Oregon State University (OSU) has developed the first winter hooded barley that produces high yields of forage, thrives in the Northwest and resists a fungus known as stripe rust.
Until now, no single hooded winter barley variety could do those three things, says Pat Hayes, head of OSU's barley breeding program. Researchers accomplished the feat by crossing two successful varieties.
The new one, Verdant, is best-suited for forage for livestock because it produces abundant leafy matter. In field experiments, it yielded up to 10 tons of forage per acre and a maximum of 2.7 tons of grain per acre, he says.
OSU has exclusively licensed Verdant for five years to Tri-State Seed Co., a wholesale and retail
seed marketer in Connell, WA. It’s a cross between Kold and Hoody winter barley varieties. Hoody is the only hooded winter barley that can grow in the Pacific Northwest but it’s susceptible to stripe rust. Kold, on the other hand, resists the disease and grows in the Northwest but doesn't have high yields of grain and forage.

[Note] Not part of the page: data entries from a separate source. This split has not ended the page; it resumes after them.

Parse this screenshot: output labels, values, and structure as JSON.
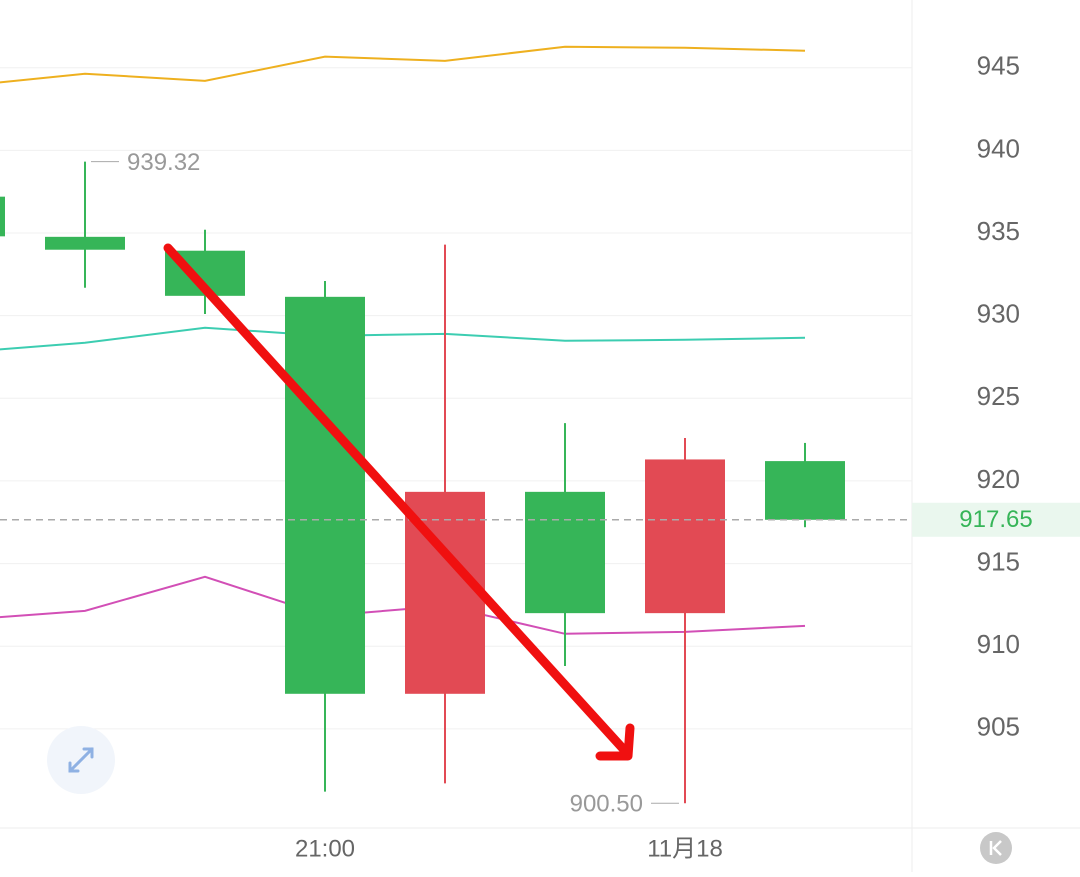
{
  "chart_data": {
    "type": "candlestick",
    "categories": [
      null,
      null,
      null,
      "21:00",
      null,
      null,
      "11月18",
      null
    ],
    "open": [
      937.2,
      934.77,
      933.93,
      931.14,
      907.12,
      919.34,
      912.0,
      921.2
    ],
    "close": [
      934.8,
      933.99,
      931.2,
      907.12,
      919.34,
      912.0,
      921.3,
      917.65
    ],
    "high": [
      937.2,
      939.32,
      935.2,
      932.1,
      934.3,
      923.5,
      922.6,
      922.3
    ],
    "low": [
      934.8,
      931.69,
      930.1,
      901.2,
      901.7,
      908.8,
      900.5,
      917.2
    ],
    "up_color": "#e24a54",
    "down_color": "#36b558",
    "lines": [
      {
        "color": "#eeb01f",
        "values": [
          943.9,
          944.64,
          944.21,
          945.67,
          945.42,
          946.27,
          946.21,
          946.03
        ]
      },
      {
        "color": "#3ccdb1",
        "values": [
          927.8,
          928.36,
          929.27,
          928.78,
          928.9,
          928.48,
          928.54,
          928.66
        ]
      },
      {
        "color": "#d24fb6",
        "values": [
          911.6,
          912.14,
          914.2,
          911.84,
          912.44,
          910.75,
          910.87,
          911.23
        ]
      }
    ],
    "ylim": [
      899.0,
      949.1
    ],
    "yticks": [
      905,
      910,
      915,
      920,
      925,
      930,
      935,
      940,
      945
    ],
    "grid": true,
    "max_label": "939.32",
    "min_label": "900.50",
    "last_price": 917.65,
    "last_price_label": "917.65"
  }
}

When compared with Hoody, Verdant produced more grain and forage and had heavier kernels and better resistance to stripe rust, Hayes reports. Stripe rust causes rows of yellowish-orange pustules on the leaves. Under severe conditions, pustules may form in the spike, which houses the kernels. The pathogen, which thrives in cool, wet weather, can significantly reduce yields and the quality of the grain.
Hooded barley varieties are used primarily for forage. Planted in fall, winter varieties are harvested for forage in mid-June and for grain in mid-July. These early harvest times may allow for planting a crop of a cool-season vegetable in some environments, Hayes says.
It took 10 years to bring Verdant to market. Field trials took place from 2001-04 at OSU's Hyslop Farm near Corvallis. With funding from the Oregon Grains Commission, researchers kept the crosses that had hooded spikes and high bushel weight, resisted stripe rust and scald (a disease caused by another fungus) and were resistant to lodging. They then planted these lines at OSU research plots in other parts of Oregon. Verdant stood out and was later grown on plots in southern Idaho, northern California and parts of Utah. Washington State University, the University of Idaho and USDA also helped grow and test the variety.